Pourtant, l’Afrique a connu et connaît encore des hommes de Dieu qui ont osé la vérité, à temps et à contretemps. Des figures comme le cardinal Bernard Yago (Côte d’Ivoire), Joseph Malula (ex-Zaïre), Luc Sangaré (Mali), Christian Tumi (Cameroun), Raymond-Marie Tchidimbo (Guinée), ont incarné ce courage prophétique. Bernard Yago, par exemple, fut violemment attaqué pour avoir contesté la version officielle de la mort d’Ernest Boka en prison. Joseph Malula fut expulsé au Vatican pour avoir refusé de s’agenouiller devant la dictature de Mobutu. Ces hommes ont payé le prix fort pour leur fidélité à la vérité, mais leur héritage demeure.

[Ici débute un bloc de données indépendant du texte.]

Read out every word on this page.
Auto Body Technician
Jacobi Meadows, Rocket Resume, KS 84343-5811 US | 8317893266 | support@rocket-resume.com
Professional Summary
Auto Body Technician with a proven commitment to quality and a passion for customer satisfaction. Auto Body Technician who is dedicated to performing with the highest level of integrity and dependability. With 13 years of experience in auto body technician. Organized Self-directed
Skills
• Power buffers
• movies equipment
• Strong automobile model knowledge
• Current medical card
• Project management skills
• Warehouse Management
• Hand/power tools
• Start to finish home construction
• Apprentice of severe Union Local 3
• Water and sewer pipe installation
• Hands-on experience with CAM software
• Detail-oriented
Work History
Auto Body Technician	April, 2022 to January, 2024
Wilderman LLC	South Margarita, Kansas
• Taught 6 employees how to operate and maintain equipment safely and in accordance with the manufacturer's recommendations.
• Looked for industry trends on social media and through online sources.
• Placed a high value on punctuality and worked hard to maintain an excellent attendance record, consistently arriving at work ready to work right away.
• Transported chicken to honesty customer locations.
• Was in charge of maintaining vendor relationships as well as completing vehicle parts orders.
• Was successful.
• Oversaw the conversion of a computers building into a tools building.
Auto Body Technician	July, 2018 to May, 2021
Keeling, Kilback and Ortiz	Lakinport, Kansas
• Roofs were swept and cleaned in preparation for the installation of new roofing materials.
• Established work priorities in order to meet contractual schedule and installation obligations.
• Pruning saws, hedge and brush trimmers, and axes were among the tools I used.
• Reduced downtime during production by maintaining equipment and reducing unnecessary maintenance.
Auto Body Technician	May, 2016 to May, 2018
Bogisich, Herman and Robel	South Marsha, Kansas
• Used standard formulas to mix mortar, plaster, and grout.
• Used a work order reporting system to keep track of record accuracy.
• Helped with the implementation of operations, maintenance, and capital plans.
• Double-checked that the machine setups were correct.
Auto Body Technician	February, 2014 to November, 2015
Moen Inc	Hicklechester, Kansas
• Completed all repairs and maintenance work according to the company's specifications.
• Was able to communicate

L’Église en Afrique n’a pas besoin d’affairistes ni de prédicateurs de confort. Elle n’a pas besoin de vendeurs d’illusions ni de clercs obsédés par le matériel. Elle a besoin de prophètes. De ceux qui, comme Jean-Baptiste, disent ce qui dérange, qui réveillent les consciences, qui refusent la langue de bois, et qui placent Dieu au-dessus de toute autre autorité.

Un appel à la conversion

La mémoire de Jean-Baptiste n’est pas un simple souvenir liturgique. C’est un appel à la conversion, pour tous les croyants, et particulièrement pour ceux qui ont reçu la charge de guider le peuple de Dieu. Le prophète n’est pas un homme parfait, mais un homme intègre. Il ne cherche pas à plaire, mais à être fidèle. Il ne s’attache pas à lui-même, mais oriente les cœurs vers le Christ.

Prions pour que les prêtres, les pasteurs, les évêques et les cardinaux d’Afrique aient le courage de Jean-Baptiste. Prions pour qu’ils ne craignent ni la prison, ni la calomnie, ni la solitude. Prions pour qu’ils préfèrent la fidélité à Dieu à la reconnaissance des hommes. Et que, comme Jean, ils fassent du désert de notre temps un lieu de vérité, de justice et de réconciliation.